Web lists-archives.com

[PATCH] diff: add support for reading files literally with --no-index




In some shells, such as bash and zsh, it's possible to use a command
substitution to provide the output of a command as a file argument to
another process, like so:

  diff -u <(printf "a\nb\n") <(printf "a\nc\n")

However, this syntax does not produce useful results with git diff
--no-index.

On macOS, the arguments to the command are named pipes under /dev/fd,
and git diff doesn't know how to handle a named pipe. On Linux, the
arguments are symlinks to pipes, so git diff "helpfully" diffs these
symlinks, comparing their targets like "pipe:[1234]" and "pipe:[5678]".

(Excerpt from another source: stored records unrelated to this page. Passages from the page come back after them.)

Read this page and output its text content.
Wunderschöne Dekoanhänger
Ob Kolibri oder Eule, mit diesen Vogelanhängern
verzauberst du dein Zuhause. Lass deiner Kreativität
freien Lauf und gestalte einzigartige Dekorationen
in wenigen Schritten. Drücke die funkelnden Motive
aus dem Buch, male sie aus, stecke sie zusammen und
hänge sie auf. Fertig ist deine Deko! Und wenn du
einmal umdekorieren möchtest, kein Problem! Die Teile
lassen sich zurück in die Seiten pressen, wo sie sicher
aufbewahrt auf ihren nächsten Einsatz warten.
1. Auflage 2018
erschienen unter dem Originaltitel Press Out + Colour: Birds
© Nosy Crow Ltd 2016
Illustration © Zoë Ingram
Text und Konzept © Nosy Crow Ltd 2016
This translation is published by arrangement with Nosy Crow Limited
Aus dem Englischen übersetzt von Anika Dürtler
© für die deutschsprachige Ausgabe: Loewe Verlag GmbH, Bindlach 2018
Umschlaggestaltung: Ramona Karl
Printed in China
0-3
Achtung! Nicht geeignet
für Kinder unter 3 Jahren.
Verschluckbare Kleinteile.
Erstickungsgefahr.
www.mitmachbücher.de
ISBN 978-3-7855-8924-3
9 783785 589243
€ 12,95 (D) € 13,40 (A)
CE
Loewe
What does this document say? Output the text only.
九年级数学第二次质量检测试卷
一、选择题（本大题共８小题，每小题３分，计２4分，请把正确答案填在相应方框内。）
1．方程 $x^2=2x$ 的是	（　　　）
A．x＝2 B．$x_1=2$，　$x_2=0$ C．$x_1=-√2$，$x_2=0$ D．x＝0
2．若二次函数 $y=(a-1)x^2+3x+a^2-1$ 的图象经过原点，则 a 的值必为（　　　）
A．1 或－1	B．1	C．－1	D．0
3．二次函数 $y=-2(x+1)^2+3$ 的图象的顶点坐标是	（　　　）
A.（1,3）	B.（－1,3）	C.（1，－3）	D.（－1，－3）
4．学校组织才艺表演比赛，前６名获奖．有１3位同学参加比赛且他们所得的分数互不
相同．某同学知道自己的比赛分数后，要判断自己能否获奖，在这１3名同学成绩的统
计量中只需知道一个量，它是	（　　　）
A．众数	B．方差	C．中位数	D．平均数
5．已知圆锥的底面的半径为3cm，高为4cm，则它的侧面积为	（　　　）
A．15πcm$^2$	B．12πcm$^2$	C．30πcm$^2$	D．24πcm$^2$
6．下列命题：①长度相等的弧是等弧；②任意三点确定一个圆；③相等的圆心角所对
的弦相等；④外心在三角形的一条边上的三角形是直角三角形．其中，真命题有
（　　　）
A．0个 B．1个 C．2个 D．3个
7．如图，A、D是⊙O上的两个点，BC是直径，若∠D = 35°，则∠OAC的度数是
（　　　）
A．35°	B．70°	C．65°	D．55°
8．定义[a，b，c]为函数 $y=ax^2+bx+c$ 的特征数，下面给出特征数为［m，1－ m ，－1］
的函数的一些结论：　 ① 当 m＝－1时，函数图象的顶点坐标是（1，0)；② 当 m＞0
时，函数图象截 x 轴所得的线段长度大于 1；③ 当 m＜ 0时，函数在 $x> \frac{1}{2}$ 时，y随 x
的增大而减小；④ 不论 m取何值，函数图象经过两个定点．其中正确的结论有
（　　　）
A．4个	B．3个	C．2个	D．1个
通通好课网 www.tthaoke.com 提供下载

Because this behavior is not very helpful, and because git diff has many
features that people would like to use even on non-Git files, add an
option to git diff --no-index to read files literally, dereferencing
symlinks and reading them as a normal file.

Note that this behavior requires that the files be read entirely into
memory, just as we do when reading from standard input.

Signed-off-by: brian m. carlson <sandals@xxxxxxxxxxxxxxxxxxxx>
---
This is a long-standing annoyance of mine, and it also makes some use
cases possible (for example, diffing filtered and non-filtered objects).

We don't include a test for the pipe scenario because I couldn't get
that case to work in portable shell (although of course it works in
bash). I have, however, tested it on both macOS and Linux. No clue how
this works on Windows.

 Documentation/git-diff.txt |  5 +++++
 diff-no-index.c            | 34 +++++++++++++++++++++++++++-------
 diff.c                     | 24 +++++++++++++-----------
 diff.h                     |  1 +
 diffcore.h                 |  1 +
 t/t4053-diff-no-index.sh   | 28 ++++++++++++++++++++++++++++
 6 files changed, 75 insertions(+), 18 deletions(-)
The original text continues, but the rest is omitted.